This word is rapidly becoming most used in the business world - often abused and misused.
Sentences like "the system is down" and "today the system is a bit slow" and "the system does not allow this...." are heard more and more frequently: in a bank, at airport check-in, in industry.
It would appear that transactions, operations, activities, even entire organisations rotate around and depend on a "system".
It would also appear that people (personnel) operating or working with the "system" are not capable of doing anything at all when the "system" does not function as it should. Not only: many seem to be happy there is a problem with the "system", because this grants them an unexpected break....
The matter requires further investigations.
By "system" I do not refer only to IT Systems, so powerful but also so "delicate", so "fragile".
There are other "systems" that have nothing to do with technology: Organisational Systems.
Every business, every organisation - private or public - works with a "system": made up of policies, rules, procedures, job descriptions, and the like - and also bureaucracy.
People (personnel) operate according to what the "system" demands and expects from them.
For instance, if a frontline employee receives a customer's complaint he/she cannot deal with, the complaint is "escalated" to upper levels, because that's what the "system" caters for.
So, do we perhaps have two "systems", one purely "technological" (IT) and the other "organisational"?
No. There is only one: the former is produced by the latter. The "system" governs everything.
Why do we need a "system"? Simply because we don't have sufficient confidence in people, employees. If there is a system in place, with its rules and procedures, everyone in an organisation will (or should) know what to do, under any circumstance. Behaviours are predefined - responses and reactions are pre-baked - to the extent that in very formal and rigid "traditional systems", personnel are not even expected to take initiatives of any sort ("the system is slow/down....").
A "system" requires people with a certain specialisation and ample skills within that area of specialisation. Just have a look at personnel recruitment adverts: that's what the "system" wants.
Just look at what happens in South Africa nowadays: the focus is on single-skill, single-specialisation. Why? Because that is easily produced and then easily managed.
The priciple is exasperated to extreme levels: newcomers to the work market are strongly invited to get a "single-skill" specialisation, as door-opener to finding a job. So today people can (and should) get a "certificate" of qualification in bricklaying, plastering, tiling, painting (yes, painting!), and so on....
This is what the "system" wants and caters for: personnel with a single-skill ability. The principle behind this scheme is "job creation" - which is positive. Unfortunately there is an enormous difference between "job creation" and "wealth creation". The latter may produce the former, but not vice-versa!
Decades ago we were trying hard to produce "artisans", capable of carrying out in a satisfactory manner different tasks in multi-skill mode - today we try to produce painters.....
The net conclusion is that people perform just as the system expects them to perform. Employees' level of performance can never (with just few exceptions) exceed the "ceiling" set by the "system". This is a theorem.

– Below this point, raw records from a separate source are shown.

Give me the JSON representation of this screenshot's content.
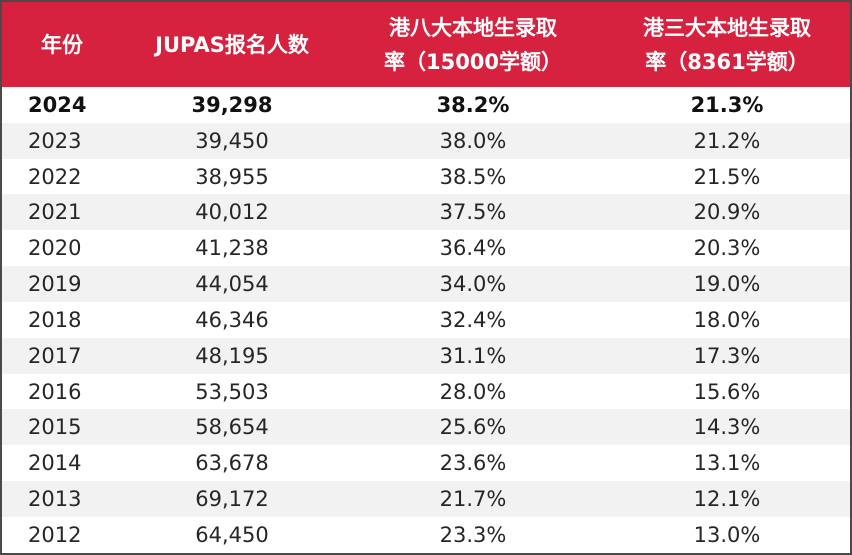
{
  "table": {
    "headers": [
      {
        "line1": "年份",
        "line2": ""
      },
      {
        "line1": "JUPAS报名人数",
        "line2": ""
      },
      {
        "line1": "港八大本地生录取",
        "line2": "率（15000学额）"
      },
      {
        "line1": "港三大本地生录取",
        "line2": "率（8361学额）"
      }
    ],
    "rows": [
      {
        "year": "2024",
        "applicants": "39,298",
        "rate8": "38.2%",
        "rate3": "21.3%"
      },
      {
        "year": "2023",
        "applicants": "39,450",
        "rate8": "38.0%",
        "rate3": "21.2%"
      },
      {
        "year": "2022",
        "applicants": "38,955",
        "rate8": "38.5%",
        "rate3": "21.5%"
      },
      {
        "year": "2021",
        "applicants": "40,012",
        "rate8": "37.5%",
        "rate3": "20.9%"
      },
      {
        "year": "2020",
        "applicants": "41,238",
        "rate8": "36.4%",
        "rate3": "20.3%"
      },
      {
        "year": "2019",
        "applicants": "44,054",
        "rate8": "34.0%",
        "rate3": "19.0%"
      },
      {
        "year": "2018",
        "applicants": "46,346",
        "rate8": "32.4%",
        "rate3": "18.0%"
      },
      {
        "year": "2017",
        "applicants": "48,195",
        "rate8": "31.1%",
        "rate3": "17.3%"
      },
      {
        "year": "2016",
        "applicants": "53,503",
        "rate8": "28.0%",
        "rate3": "15.6%"
      },
      {
        "year": "2015",
        "applicants": "58,654",
        "rate8": "25.6%",
        "rate3": "14.3%"
      },
      {
        "year": "2014",
        "applicants": "63,678",
        "rate8": "23.6%",
        "rate3": "13.1%"
      },
      {
        "year": "2013",
        "applicants": "69,172",
        "rate8": "21.7%",
        "rate3": "12.1%"
      },
      {
        "year": "2012",
        "applicants": "64,450",
        "rate8": "23.3%",
        "rate3": "13.0%"
      }
    ]
  },
  "colors": {
    "header_bg": "#d6213f",
    "header_text": "#ffffff",
    "stripe": "#f2f2f2",
    "border": "#4a4a4a"
  }
}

There are exceptions, though: when a "system" is not totally inflexible and a degree of freedom is left to personnel, initiatives are taken and employees' performance can become higher, even exceptional. As an extreme example, just think of heroic acts implemented by firemen during a blaze fighting mission...
But exceptions are only exceptions. The general rule is that people perform at the level the system allows them to act by.
It would appear there is a vicious circle: yes, there is one.
A "traditional system" is funded on: people with single-skill, specialised, dedicated to a task, single-function, limited responsibilities (only within the "task"), top-driven and governed, top-controlled, sufficiently motivated (to perform the assigned task), and, generally, poorly job-satisfied. People performance is limited. The organisation's performance is also limited (cannot exceed the level set by the "system"!). Most businesses, private and public organisations, enterprises of any sort, operate and function in this way, rotating around a vicious spiral.
What is the way out?
Lean. Lean Management is the only way out.
Lean principles (maximum output value to customers - minimal/zero waste in those processes producing value), the core of the Second Industrial Revolution, are based on totally different concepts than those that created "systems": people multi-skill, multi-function, inserted into and acting in a "process", fully responsible for the process' output value, highly self-motivated, enthusiastic about the initiatives they can take to improve their processes day-after-day, thrilled by the creative thinking they are expected to produce regularly, and, generally, highly job-satisfied.
The "system" gradually becomes more flexible, definitely less bureaucratic, lean-organised (but never chaotic), less wasteful, highly reactive to the needs/expectations of customers, faster in generating results, dynamic, open to change, targeting at continuous improvement.
A positive circle, a formula for long-term success.
Based on people (not on rules), based on confidence that people can and will perform if an area of purpose is given to them.